Chatman’s research has led her to study such companies as Southwest Airlines, known for its unique, fun-loving culture and its 39 consecutive years of profitability. She also studied Dreyer’s Grand Ice Cream as alumni Rick Cronk, BS 65, and Gary Rogers, BS 63 (Engineering), guided the company through its toughest period ever in the late 1990s.

 

Chatman recounts how Dreyer’s faced a confluence of challenges, everything from record-high butterfat costs to Rogers being diagnosed with a brain tumor. But rather than engaging in panicked cost-cutting, Dreyer’s emphasized how much the company valued employees through honest and open communication, including flying around the country to meet with more than 4,000 employees about a restructuring.
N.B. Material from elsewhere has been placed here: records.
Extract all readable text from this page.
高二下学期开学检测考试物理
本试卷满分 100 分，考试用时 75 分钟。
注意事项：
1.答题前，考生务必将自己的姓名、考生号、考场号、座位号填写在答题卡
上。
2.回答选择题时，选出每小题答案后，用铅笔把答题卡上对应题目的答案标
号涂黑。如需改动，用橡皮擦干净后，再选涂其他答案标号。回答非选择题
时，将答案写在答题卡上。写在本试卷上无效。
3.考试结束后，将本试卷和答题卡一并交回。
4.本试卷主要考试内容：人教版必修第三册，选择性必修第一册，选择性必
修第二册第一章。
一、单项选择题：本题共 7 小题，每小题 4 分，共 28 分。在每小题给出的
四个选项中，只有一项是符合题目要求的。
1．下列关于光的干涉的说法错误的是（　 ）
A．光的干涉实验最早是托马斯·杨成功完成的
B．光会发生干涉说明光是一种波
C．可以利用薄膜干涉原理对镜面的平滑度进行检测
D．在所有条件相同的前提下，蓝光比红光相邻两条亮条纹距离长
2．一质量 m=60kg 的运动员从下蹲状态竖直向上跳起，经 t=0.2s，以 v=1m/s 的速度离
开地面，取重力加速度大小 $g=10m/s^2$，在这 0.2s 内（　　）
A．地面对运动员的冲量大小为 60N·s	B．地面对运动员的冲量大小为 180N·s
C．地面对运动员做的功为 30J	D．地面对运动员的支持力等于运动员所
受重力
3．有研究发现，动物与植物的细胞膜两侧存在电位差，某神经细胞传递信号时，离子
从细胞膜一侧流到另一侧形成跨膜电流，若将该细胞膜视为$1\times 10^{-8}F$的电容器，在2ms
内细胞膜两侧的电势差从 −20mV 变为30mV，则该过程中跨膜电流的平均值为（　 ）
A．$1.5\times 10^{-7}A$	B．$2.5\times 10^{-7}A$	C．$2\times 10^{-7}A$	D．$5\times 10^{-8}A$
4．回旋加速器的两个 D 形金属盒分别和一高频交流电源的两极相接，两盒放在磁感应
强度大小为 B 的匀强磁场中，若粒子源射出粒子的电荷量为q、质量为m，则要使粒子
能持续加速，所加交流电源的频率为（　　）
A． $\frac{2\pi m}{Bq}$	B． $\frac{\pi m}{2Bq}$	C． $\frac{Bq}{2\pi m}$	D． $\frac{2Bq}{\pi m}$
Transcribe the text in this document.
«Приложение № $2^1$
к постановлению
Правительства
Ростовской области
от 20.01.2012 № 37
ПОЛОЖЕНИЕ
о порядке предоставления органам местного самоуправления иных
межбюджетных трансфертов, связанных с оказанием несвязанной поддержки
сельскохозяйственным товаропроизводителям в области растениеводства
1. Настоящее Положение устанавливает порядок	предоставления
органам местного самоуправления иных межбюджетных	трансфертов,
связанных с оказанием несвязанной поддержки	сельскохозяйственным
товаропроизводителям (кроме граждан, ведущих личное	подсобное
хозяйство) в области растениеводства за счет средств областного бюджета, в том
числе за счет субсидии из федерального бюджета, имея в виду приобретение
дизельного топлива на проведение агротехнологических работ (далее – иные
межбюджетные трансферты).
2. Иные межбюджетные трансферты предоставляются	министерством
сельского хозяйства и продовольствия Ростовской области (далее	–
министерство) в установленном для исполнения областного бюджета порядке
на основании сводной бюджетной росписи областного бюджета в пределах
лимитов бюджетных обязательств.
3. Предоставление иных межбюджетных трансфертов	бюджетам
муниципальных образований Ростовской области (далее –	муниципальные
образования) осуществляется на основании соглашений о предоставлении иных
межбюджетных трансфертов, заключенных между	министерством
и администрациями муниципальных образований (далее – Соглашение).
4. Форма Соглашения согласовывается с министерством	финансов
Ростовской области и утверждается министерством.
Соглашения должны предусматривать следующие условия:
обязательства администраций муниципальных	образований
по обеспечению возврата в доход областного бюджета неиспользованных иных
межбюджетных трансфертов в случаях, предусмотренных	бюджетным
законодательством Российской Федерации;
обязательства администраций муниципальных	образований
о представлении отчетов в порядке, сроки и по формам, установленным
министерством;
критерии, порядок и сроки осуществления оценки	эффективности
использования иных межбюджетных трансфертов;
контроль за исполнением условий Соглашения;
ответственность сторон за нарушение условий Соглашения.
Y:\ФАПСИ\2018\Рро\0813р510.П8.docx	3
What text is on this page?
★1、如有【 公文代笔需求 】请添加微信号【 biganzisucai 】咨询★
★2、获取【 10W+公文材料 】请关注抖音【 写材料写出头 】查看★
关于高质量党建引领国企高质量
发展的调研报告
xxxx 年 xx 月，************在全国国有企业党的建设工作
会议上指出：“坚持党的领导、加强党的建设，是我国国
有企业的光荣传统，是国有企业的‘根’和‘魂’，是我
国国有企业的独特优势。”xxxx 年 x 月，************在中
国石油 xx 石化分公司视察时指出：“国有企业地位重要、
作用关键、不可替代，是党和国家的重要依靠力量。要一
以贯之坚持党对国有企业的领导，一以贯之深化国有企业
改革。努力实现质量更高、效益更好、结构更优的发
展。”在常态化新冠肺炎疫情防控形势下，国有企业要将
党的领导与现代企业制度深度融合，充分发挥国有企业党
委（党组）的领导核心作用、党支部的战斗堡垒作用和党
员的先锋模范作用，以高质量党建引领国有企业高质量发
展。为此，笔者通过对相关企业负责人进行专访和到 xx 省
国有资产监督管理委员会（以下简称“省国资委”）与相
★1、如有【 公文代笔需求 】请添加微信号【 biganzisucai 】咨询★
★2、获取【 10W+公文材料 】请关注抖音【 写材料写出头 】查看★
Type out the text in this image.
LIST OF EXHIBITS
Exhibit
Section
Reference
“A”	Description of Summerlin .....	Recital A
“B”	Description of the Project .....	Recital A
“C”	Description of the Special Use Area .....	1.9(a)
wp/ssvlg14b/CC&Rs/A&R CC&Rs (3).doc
Cronk and Rogers also continued to invest in its Dreyer’s Leadership University, “providing unequivocal evidence that Dreyer’s cared about employee development, even during difficult times,” Chatman wrote.

 

The culturally consistent actions paid off for Dreyer’s, Chatman noted, as the company rebounded with new premium and superpremium product lines and a new distribution agreement with Ben & Jerry’s. Reflecting on that period, Cronk said, “It was a common trust and…openness…people believed the story and they understood…there was an enormous amount of pride and optimism.”

 

Similarly, the culture initiative at Haas has been very open, involving dozens of stakeholders, from students and alumni to faculty and staff. Chatman says the process has been far more extensive than efforts at other business schools and is more comparable to the efforts strong culture organizations engage in to reap the benefits of a strategically relevant culture.

 

“I don’t think other schools have been as methodical as Haas. Rich had to do it this way because we had a strong culture already,” she explains. “It’s not uncommon to have a strong culture, but it’s unusual to be this methodical, which was necessary to be as precise as possible in aligning the school’s strategy and culture.”

 

And all that work has paid off for Haas, too. Says Chatman, “The process allowed us to better understand what Berkeley-Haas is good at and zero in on what makes us so distinctive.”